With no one-size-fits-all approach in the LNG export business, PA’s Bennett said 2018 is going to be a test for the U.S. LNG market. He likened the LNG market in 2018 to the power market in 2016, when most of the coal retirements resulted from the Environmental Protection Agency’s Mercury and Air Toxics Standards, and Henry Hub pricing around $2.50.

“It was a good test of the new dynamics and baseload shifts in power burn, and the market got a feel for how high burn could actually go,” he said.

Most available information indicates that cargos will be indexed to Henry Hub, which makes hedging easier. Contract holders have typically paid a fixed fee for the right to export LNG, somewhere in the $2-3.50/Mcf range, and then they pay Henry Hub +15% when they actually export gas, Bennett said.

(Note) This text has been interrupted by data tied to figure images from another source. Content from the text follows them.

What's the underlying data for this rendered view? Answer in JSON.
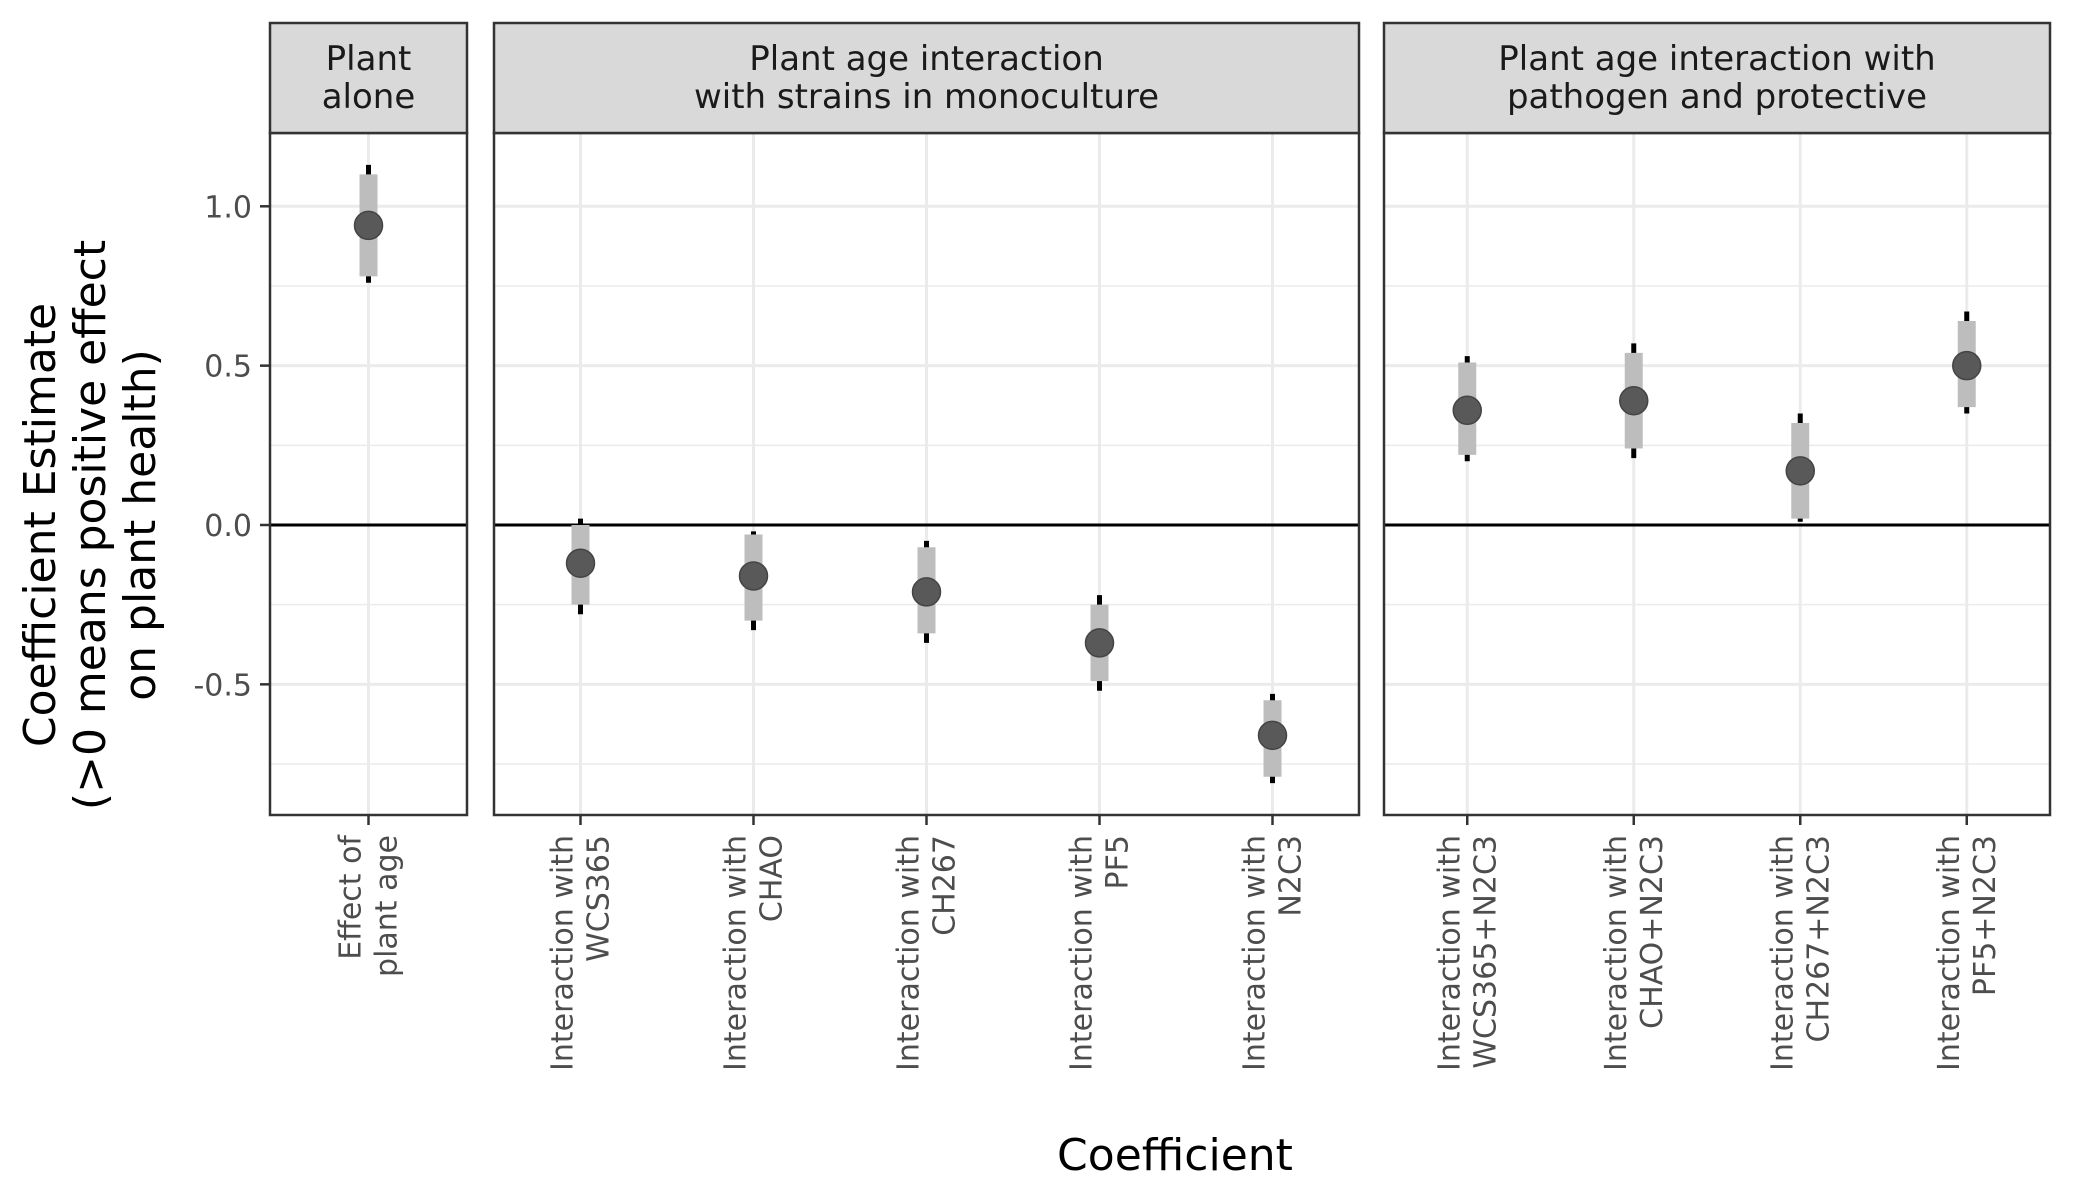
{
  "chart_data": {
    "type": "pointrange",
    "xlabel": "Coefficient",
    "ylabel_lines": [
      "Coefficient Estimate",
      "(>0 means positive effect",
      "on plant health)"
    ],
    "ylim": [
      -0.91,
      1.23
    ],
    "y_ticks": [
      {
        "value": 1.0,
        "label": "1.0"
      },
      {
        "value": 0.5,
        "label": "0.5"
      },
      {
        "value": 0.0,
        "label": "0.0"
      },
      {
        "value": -0.5,
        "label": "-0.5"
      }
    ],
    "y_minor": [
      0.75,
      0.25,
      -0.25,
      -0.75
    ],
    "reference_line": 0,
    "grid": true,
    "colors": {
      "point": "#595959",
      "inner_interval": "#bdbdbd",
      "outer_interval": "#000000",
      "grid": "#ebebeb",
      "strip_fill": "#d9d9d9",
      "border": "#333333"
    },
    "panels": [
      {
        "strip": [
          "Plant",
          "alone"
        ],
        "points": [
          {
            "label": [
              "Effect of",
              "plant age"
            ],
            "estimate": 0.94,
            "inner": [
              0.78,
              1.1
            ],
            "outer": [
              0.76,
              1.13
            ]
          }
        ]
      },
      {
        "strip": [
          "Plant age interaction",
          "with strains in monoculture"
        ],
        "points": [
          {
            "label": [
              "Interaction with",
              "WCS365"
            ],
            "estimate": -0.12,
            "inner": [
              -0.25,
              0.0
            ],
            "outer": [
              -0.28,
              0.02
            ]
          },
          {
            "label": [
              "Interaction with",
              "CHAO"
            ],
            "estimate": -0.16,
            "inner": [
              -0.3,
              -0.03
            ],
            "outer": [
              -0.33,
              -0.02
            ]
          },
          {
            "label": [
              "Interaction with",
              "CH267"
            ],
            "estimate": -0.21,
            "inner": [
              -0.34,
              -0.07
            ],
            "outer": [
              -0.37,
              -0.05
            ]
          },
          {
            "label": [
              "Interaction with",
              "PF5"
            ],
            "estimate": -0.37,
            "inner": [
              -0.49,
              -0.25
            ],
            "outer": [
              -0.52,
              -0.22
            ]
          },
          {
            "label": [
              "Interaction with",
              "N2C3"
            ],
            "estimate": -0.66,
            "inner": [
              -0.79,
              -0.55
            ],
            "outer": [
              -0.81,
              -0.53
            ]
          }
        ]
      },
      {
        "strip": [
          "Plant age interaction with",
          "pathogen and protective"
        ],
        "points": [
          {
            "label": [
              "Interaction with",
              "WCS365+N2C3"
            ],
            "estimate": 0.36,
            "inner": [
              0.22,
              0.51
            ],
            "outer": [
              0.2,
              0.53
            ]
          },
          {
            "label": [
              "Interaction with",
              "CHAO+N2C3"
            ],
            "estimate": 0.39,
            "inner": [
              0.24,
              0.54
            ],
            "outer": [
              0.21,
              0.57
            ]
          },
          {
            "label": [
              "Interaction with",
              "CH267+N2C3"
            ],
            "estimate": 0.17,
            "inner": [
              0.02,
              0.32
            ],
            "outer": [
              0.01,
              0.35
            ]
          },
          {
            "label": [
              "Interaction with",
              "PF5+N2C3"
            ],
            "estimate": 0.5,
            "inner": [
              0.37,
              0.64
            ],
            "outer": [
              0.35,
              0.67
            ]
          }
        ]
      }
    ]
  }
}
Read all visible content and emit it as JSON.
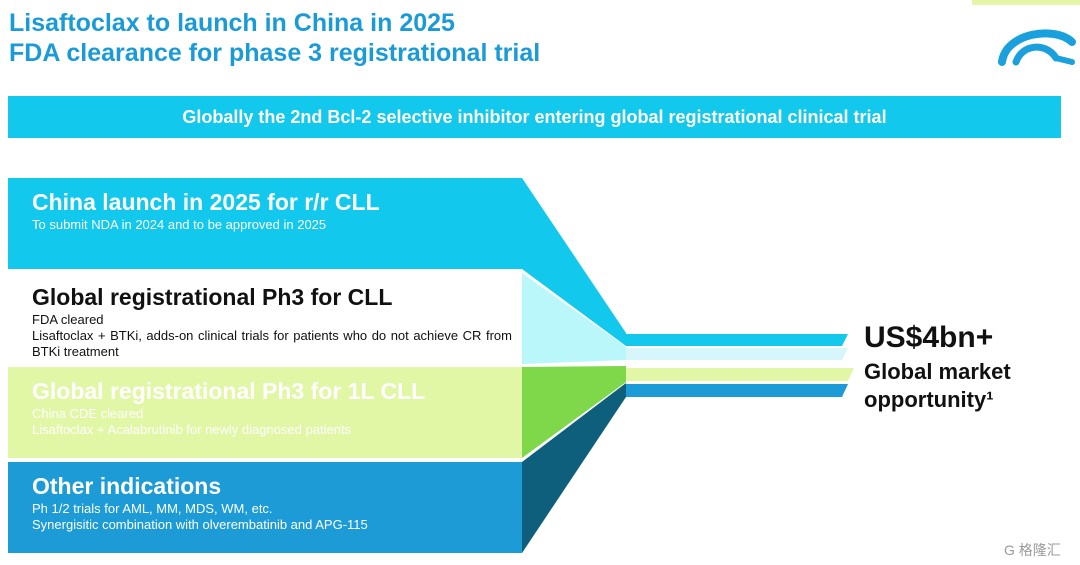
{
  "title": {
    "line1": "Lisaftoclax to launch in China in 2025",
    "line2": "FDA clearance for phase 3 registrational trial"
  },
  "banner": "Globally the 2nd Bcl-2 selective inhibitor entering global registrational clinical trial",
  "blocks": [
    {
      "heading": "China launch in 2025 for r/r CLL",
      "lines": [
        "To submit NDA in 2024 and to be approved in 2025"
      ],
      "color": "#12c8ec"
    },
    {
      "heading": "Global registrational Ph3 for CLL",
      "lines": [
        "FDA cleared",
        "Lisaftoclax + BTKi, adds-on clinical trials for patients who do not achieve CR from BTKi treatment"
      ],
      "color": "#ffffff"
    },
    {
      "heading": "Global registrational Ph3 for 1L CLL",
      "lines": [
        "China CDE cleared",
        "Lisaftoclax + Acalabrutinib for newly diagnosed patients"
      ],
      "color": "#e1f7a6"
    },
    {
      "heading": "Other indications",
      "lines": [
        "Ph 1/2 trials for AML, MM, MDS, WM, etc.",
        "Synergisitic combination with olverembatinib and APG-115"
      ],
      "color": "#1c9bd6"
    }
  ],
  "market": {
    "value": "US$4bn+",
    "label_line1": "Global market",
    "label_line2": "opportunity¹"
  },
  "watermark": "G 格隆汇",
  "colors": {
    "accent_blue": "#1a9bd7",
    "cyan": "#12c8ec",
    "light_cyan": "#b9f7fb",
    "lime": "#e1f7a6",
    "dark_teal": "#0e5f7c"
  }
}
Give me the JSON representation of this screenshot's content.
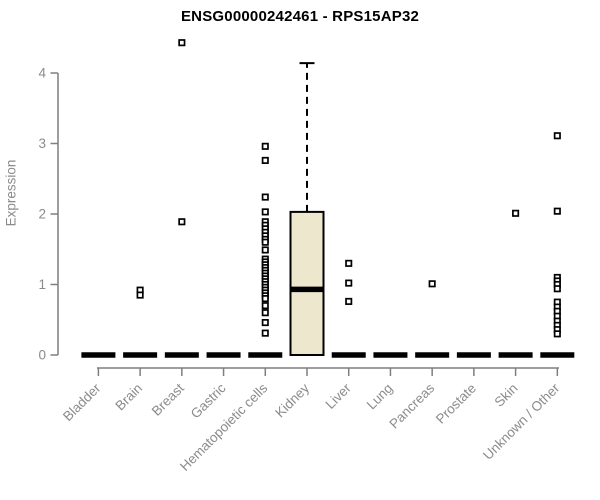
{
  "chart_data": {
    "type": "boxplot",
    "title": "ENSG00000242461 - RPS15AP32",
    "ylabel": "Expression",
    "xlabel": "",
    "ylim": [
      0,
      4.45
    ],
    "yticks": [
      0,
      1,
      2,
      3,
      4
    ],
    "grid": false,
    "legend": "none",
    "x_tick_rotation": 45,
    "categories": [
      "Bladder",
      "Brain",
      "Breast",
      "Gastric",
      "Hematopoietic cells",
      "Kidney",
      "Liver",
      "Lung",
      "Pancreas",
      "Prostate",
      "Skin",
      "Unknown / Other"
    ],
    "boxes": [
      {
        "category": "Bladder",
        "q1": 0,
        "median": 0,
        "q3": 0,
        "whisker_low": 0,
        "whisker_high": 0,
        "outliers": []
      },
      {
        "category": "Brain",
        "q1": 0,
        "median": 0,
        "q3": 0,
        "whisker_low": 0,
        "whisker_high": 0,
        "outliers": [
          0.92,
          0.85
        ]
      },
      {
        "category": "Breast",
        "q1": 0,
        "median": 0,
        "q3": 0,
        "whisker_low": 0,
        "whisker_high": 0,
        "outliers": [
          4.43,
          1.89
        ]
      },
      {
        "category": "Gastric",
        "q1": 0,
        "median": 0,
        "q3": 0,
        "whisker_low": 0,
        "whisker_high": 0,
        "outliers": []
      },
      {
        "category": "Hematopoietic cells",
        "q1": 0,
        "median": 0,
        "q3": 0,
        "whisker_low": 0,
        "whisker_high": 0,
        "outliers": [
          2.96,
          2.76,
          2.24,
          2.03,
          1.89,
          1.84,
          1.79,
          1.74,
          1.69,
          1.64,
          1.6,
          1.49,
          1.36,
          1.32,
          1.28,
          1.24,
          1.2,
          1.16,
          1.12,
          1.08,
          1.04,
          1.0,
          0.96,
          0.92,
          0.88,
          0.84,
          0.8,
          0.7,
          0.6,
          0.46,
          0.31
        ]
      },
      {
        "category": "Kidney",
        "q1": 0,
        "median": 0.93,
        "q3": 2.03,
        "whisker_low": 0,
        "whisker_high": 4.14,
        "outliers": []
      },
      {
        "category": "Liver",
        "q1": 0,
        "median": 0,
        "q3": 0,
        "whisker_low": 0,
        "whisker_high": 0,
        "outliers": [
          1.3,
          1.02,
          0.76
        ]
      },
      {
        "category": "Lung",
        "q1": 0,
        "median": 0,
        "q3": 0,
        "whisker_low": 0,
        "whisker_high": 0,
        "outliers": []
      },
      {
        "category": "Pancreas",
        "q1": 0,
        "median": 0,
        "q3": 0,
        "whisker_low": 0,
        "whisker_high": 0,
        "outliers": [
          1.01
        ]
      },
      {
        "category": "Prostate",
        "q1": 0,
        "median": 0,
        "q3": 0,
        "whisker_low": 0,
        "whisker_high": 0,
        "outliers": []
      },
      {
        "category": "Skin",
        "q1": 0,
        "median": 0,
        "q3": 0,
        "whisker_low": 0,
        "whisker_high": 0,
        "outliers": [
          2.01
        ]
      },
      {
        "category": "Unknown / Other",
        "q1": 0,
        "median": 0,
        "q3": 0,
        "whisker_low": 0,
        "whisker_high": 0,
        "outliers": [
          3.11,
          2.04,
          1.1,
          1.05,
          1.0,
          0.94,
          0.75,
          0.68,
          0.62,
          0.55,
          0.48,
          0.42,
          0.36,
          0.3
        ]
      }
    ],
    "colors": {
      "title": "#000000",
      "axis": "#7F7F7F",
      "tick_labels": "#8B8B8B",
      "box_fill": "#EDE7CD",
      "box_border": "#000000",
      "median": "#000000",
      "whisker": "#000000",
      "outlier_stroke": "#000000",
      "outlier_fill": "#FFFFFF",
      "background": "#FFFFFF"
    }
  }
}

“Depending on the specifics of the offtaker’s contracts at Cove Point and Elba Island, we could see capacity holders decide to sell their gas in the U.S. spot market if regional prices spike high enough. This is especially true for Cove Point, which has direct access to Transco Zone 6 non-NY. Alternatively, we could see those off-takers lift cargos despite spreads to the ultimate destination being negative.”

Most decisions to lift a cargo would be made on a spot basis, he said, assuming the contract holder has no downstream obligations that would make uneconomic netbacks irrelevant. This contract structure is somewhat analogous to firm capacity on natural gas pipelines.

“You pay an upfront fee for the right to move gas, and then pay a small commodity charge when you actually flow volumes, but there is no obligation to move that gas,” Bennett said.